I wasn’t there when Kevin Pietersen was offered the England captaincy – for some reason, they thought they could muddle through without me. That was a mistake and so, it turned out, was appointing Kevin Pietersen. Like I say, I don’t know what was said at that meeting, but I’m fairly sure it went along these lines:
Geoff Miller: Kevin. Do you think you could do the job?
KP: Yes, I am.
Geoff Miller: Is there anything you’d like to tell us before we offer it to you?
KP: No, nothing at all.
Geoff Miller: Kevin, would you like to be England captain?
KP: Yes I would.
But it turns out that not everyone was being honest in this conversation. Can you guess who wasn’t telling the truth? (I’ll give you a clue: it isn’t the one who wasn’t born in Pietermaritzburg). Because it turns out the conversation should have gone something like this:
Geoff Miller: Kevin. Do you think you could do the job?
KP: Er…probably.
Geoff Miller: What does that mean?
KP: Well, I’d like to do it. I mean, I’ve always wanted to be England captain, ever since I stopped being South African.
Geoff Miller: So what’s the problem?
KP: It’s just that I’m not very good at the tactics and stuff.
Geoff Miller: I see.
KP: I know! Could I bring my friend Michael?
Geoff Miller: Michael?
KP: Michael. Vaughan.
Geoff Miller: You mean the one who just resigned.
KP: Yes.
Geoff Miller: The one who hasn’t scored a run against anyone apart from New Zealand in the last three years?

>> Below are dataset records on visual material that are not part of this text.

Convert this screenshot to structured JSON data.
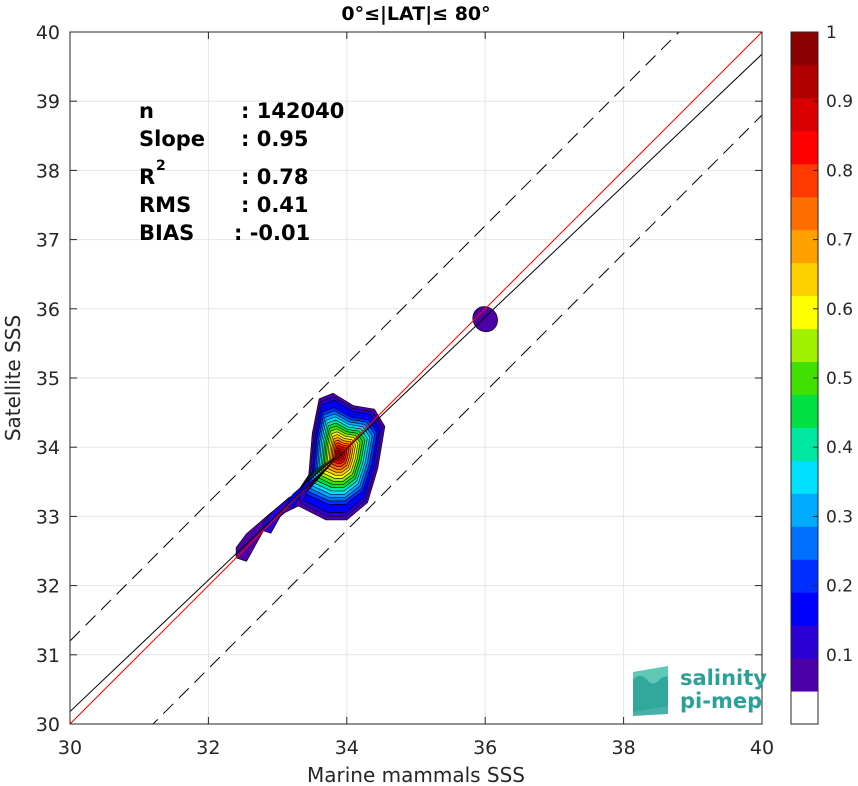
{
  "chart_data": {
    "type": "contour-scatter",
    "title": "0°≤|LAT|≤ 80°",
    "xlabel": "Marine mammals SSS",
    "ylabel": "Satellite SSS",
    "xlim": [
      30,
      40
    ],
    "ylim": [
      30,
      40
    ],
    "x_ticks": [
      "30",
      "32",
      "34",
      "36",
      "38",
      "40"
    ],
    "y_ticks": [
      "30",
      "31",
      "32",
      "33",
      "34",
      "35",
      "36",
      "37",
      "38",
      "39",
      "40"
    ],
    "grid": true,
    "stats": [
      {
        "label": "n",
        "value": ": 142040"
      },
      {
        "label": "Slope",
        "value": ": 0.95"
      },
      {
        "label": "R",
        "sup": "2",
        "value": ": 0.78"
      },
      {
        "label": "RMS",
        "value": ": 0.41"
      },
      {
        "label": "BIAS",
        "value": ": -0.01"
      }
    ],
    "lines": [
      {
        "name": "one-to-one",
        "color": "#ff0000",
        "slope": 1.0,
        "intercept": 0.0,
        "style": "solid"
      },
      {
        "name": "fit",
        "color": "#000000",
        "slope": 0.95,
        "intercept": 1.68,
        "style": "solid"
      },
      {
        "name": "upper-bound",
        "color": "#000000",
        "slope": 1.0,
        "intercept": 1.2,
        "style": "dashed"
      },
      {
        "name": "lower-bound",
        "color": "#000000",
        "slope": 1.0,
        "intercept": -1.2,
        "style": "dashed"
      }
    ],
    "density_peaks": [
      {
        "x": 33.9,
        "y": 33.9,
        "max_level": 1.0
      },
      {
        "x": 36.0,
        "y": 35.85,
        "max_level": 0.1
      }
    ],
    "colorbar": {
      "min": 0,
      "max": 1,
      "ticks": [
        "0.1",
        "0.2",
        "0.3",
        "0.4",
        "0.5",
        "0.6",
        "0.7",
        "0.8",
        "0.9",
        "1"
      ],
      "colors": [
        "#ffffff",
        "#4b00a8",
        "#2a00d4",
        "#0000ff",
        "#0030ff",
        "#0070ff",
        "#00aaff",
        "#00e0ff",
        "#00e8a0",
        "#00e040",
        "#40e000",
        "#a0f000",
        "#ffff00",
        "#ffd000",
        "#ffa000",
        "#ff6e00",
        "#ff3a00",
        "#ff0000",
        "#d80000",
        "#b00000",
        "#8b0000"
      ]
    },
    "logo": {
      "line1": "salinity",
      "line2": "pi-mep",
      "color": "#2aa198"
    }
  }
}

KP: That’s him. See, he could help me out with, like the tactics and all that and I could do the press conferences and wave my arms about at mid-on. And you wouldn’t have to pay him much, cause he says he’d do it for nothing.
Geoff Miller: Well it’s an interesting idea.
KP: So you’ll do it.
Geoff Miller: No. Get out.
KP: This is so unfair! I’m going to live in Sri Lanka!
The only man angrier than Peter Moores at the moment is probably Andrew Strauss. You see, back in August, it was agreed that Straussy just can’t be captain because he isn’t guaranteed his place in the one day side and as we all know, Team England carries no passengers (although one or two have been keeping their heads down at the back of the bus for a while now).
Five months later and we’re apparently considering selecting someone who hasn’t scored a run since the Olympics before last purely on the grounds that he might be able to help the captain out with, well, captaincy. Rest easy in that comfy chair, Mr Collingwood ‘cause it turns out we do carry passengers after all.
So what has changed in the last five months? Well, there’s a recession. A new American President. Liverpool are top of the league. Oh and it has suddenly become apparent that Kevin Pietersen isn’t up to the job of England captain. Well I don’t know about you, but I certainly didn’t see that coming. What with his vast experience of leadership and renowned interpersonal skills, who could possibly have forseen that it wouldn’t work out? Certainly not mystic Miller.